As layer 2s and alternative chains gain traction, we have seen a number of new bridging projects. Some examples are nxtp, Hop, Thorchain, Across and Multichain. Considering the high fees users pay to use these systems, we at Magmo wondered how low we could drive down the cost of cross-chain swaps.
The output of our research is SAFE, the Secure Asymmetric Frugal Exchange. SAFE is a simple and efficient technique for batching cross-chain swaps with the following desirable properties:
- Secure — the protocol is as secure as the weakest chain in the swap.
- Frugal — the protocol attempts to minimize the cost of an individual swap.
- Asymmetric — frugality is achieved by batching swaps. Many swap requests on the From Chain are batched and redeemed in one transaction on the To Chain.
While SAFE is a generalized cross-chain swap protocol, the protocol is especially cost-effective in an environment where the transaction fees on the From Chain are lower than the fees on the To Chain. An example of this scenario is a swap from a rollup to L1 Ethereum.
We used the SAFE prototype to compare SAFE to nxtp, which we chose as it also uses HTLCs.
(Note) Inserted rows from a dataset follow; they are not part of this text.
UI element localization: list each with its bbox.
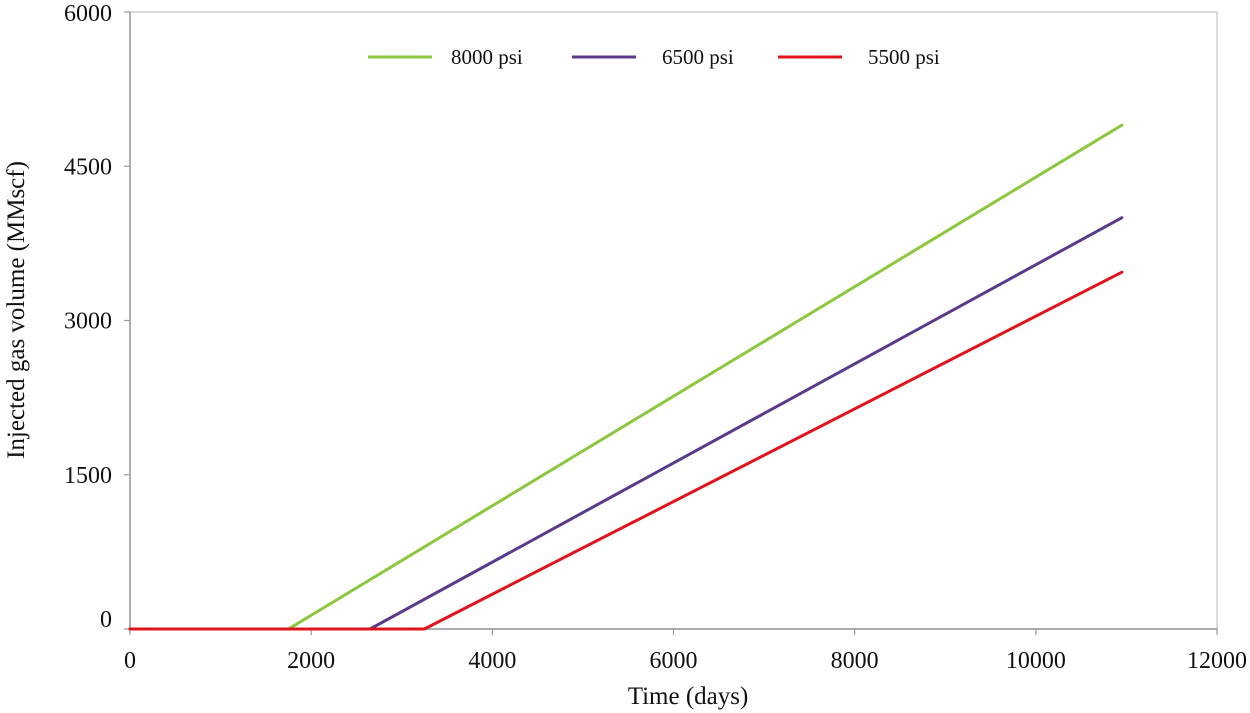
legend-label: 6500 psi <box>662 45 734 69</box>
y-tick-label: 3000 <box>64 309 112 335</box>
x-axis-ticks: 0 2000 4000 6000 8000 10000 12000 <box>124 629 1247 674</box>
x-tick-label: 6000 <box>650 648 698 674</box>
x-tick-label: 10000 <box>1006 648 1066 674</box>
x-tick-label: 8000 <box>831 648 879 674</box>
series-line-8000-psi <box>128 123 1124 631</box>
y-tick-label: 1500 <box>64 463 112 489</box>
series-line-5500-psi <box>128 270 1124 631</box>
x-axis-title: Time (days) <box>628 683 749 710</box>
x-tick-label: 0 <box>124 648 136 674</box>
y-tick-label: 6000 <box>64 1 112 27</box>
series-lines <box>128 123 1124 631</box>
legend-label: 5500 psi <box>868 45 940 69</box>
x-tick-label: 12000 <box>1187 648 1247 674</box>
legend: 8000 psi 6500 psi 5500 psi <box>368 45 940 69</box>
plot-frame <box>129 11 1218 630</box>
y-tick-label: 4500 <box>64 154 112 180</box>
y-tick-label: 0 <box>100 607 112 633</box>
legend-label: 8000 psi <box>451 45 523 69</box>
y-axis-ticks: 0 1500 3000 4500 6000 <box>64 1 130 633</box>
y-axis-title: Injected gas volume (MMscf) <box>3 161 30 459</box>
x-tick-label: 2000 <box>287 648 335 674</box>
x-tick-label: 4000 <box>468 648 516 674</box>
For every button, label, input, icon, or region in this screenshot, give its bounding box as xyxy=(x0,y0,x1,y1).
Our comparison focuses on 2 benchmarks. In the first benchmark, 100 unique addresses each swap an asset from Optimism to mainnet. In the second benchmark, the swap is from Optimism to an Optimism clone. Note we assume L1 gas cost of 150 gwei.
|nxtp total cost for 100 swaps||SAFE total cost for 100 swaps|
|Optimism to mainnet||3.78 ETH||0.266 ETH|
|Optimism to OP clone||1.07 ETH||0.111 ETH|
It should also be noted that nxtp is a more feature rich implementation than SAFE. In addition, nxtp contracts are production code whereas SAFE is a prototype. As a result, we expect SAFE costs to increase as feature are added and contracts are hardened. Nevertheless, the initial benchmarks are very promising! Full benchmark data can be found here.
Hashed Timelock Contracts are a proven technique for atomic swaps.
SAFE expands on HTLCs by introducing batching. Batching groups many swap requests on the From Chain into one transaction on the To Chain, making SAFE particularly cost effective in asymmetric cost environments. There are 2 roles in SAFE:
- A customer — the customer wishes to swap assets from the From Chain to the To Chain.
- A liquidity provider (LP) — the LP holds assets on the To Chain and is willing to trade those assets for From Chain assets (for a fee).
During normal operation, customers continually submit withdrawal tickets to the From Chain. Periodically, a batch of tickets is created and authorized by the LP. The authorized batch is then used to:
- Distribute batch funds to customers on the To Chain.
- Transfer batch funds to the LP on the From Chain.
In SAFE, the following transactions must take place:
- The customer submits a single transaction to the From Chain.
- To service a swap for a customer, the LP must submit two From Chain transactions plus one To Chain transaction. However, the LP may service a batch of
nswaps with this triplet of transactions, amortizing the bulk of the cost across many swaps.
- In addition, the LP would periodically move funds from the From Chain to the To Chain. We expect these transactions to be infrequent relative to (1) and (2), so these are ignored.
Thus, the customer’s swap is serviced with
1 + 2/n transactions on the From Chain and
1/n transactions on the To Chain, where
n is the number of swaps serviced per batch.
SAFE protects customers against a malicious liquidity provider. The customer must have the ability to monitor and submit transactions to both the From and To Chains. The customer is guaranteed that either:
- Their swap is completed, and they receive assets on the To Chain.
- The swap is abandoned, and they reclaim assets on the From Chain.
Details and an informal security analysis are found in the SAFE spec. Obvious extensions to SAFE can include logic on the From Chain to incentivize good behaviour.
As described in the spec, SAFE focuses on asset swaps where one asset on the From Chain maps to one asset on the To Chain. Other projects like Thorchain combine AMM and swaps to allow, for example, swapping native Bitcoin to native Ethereum. We have not explored in detail how to add features like this to SAFE.
In addition, our current contracts do not include the necessary checks to prevent common blockchain attacks. This choice is intentional, aiming for clarity and understanding of the core protocol at the prototype stage.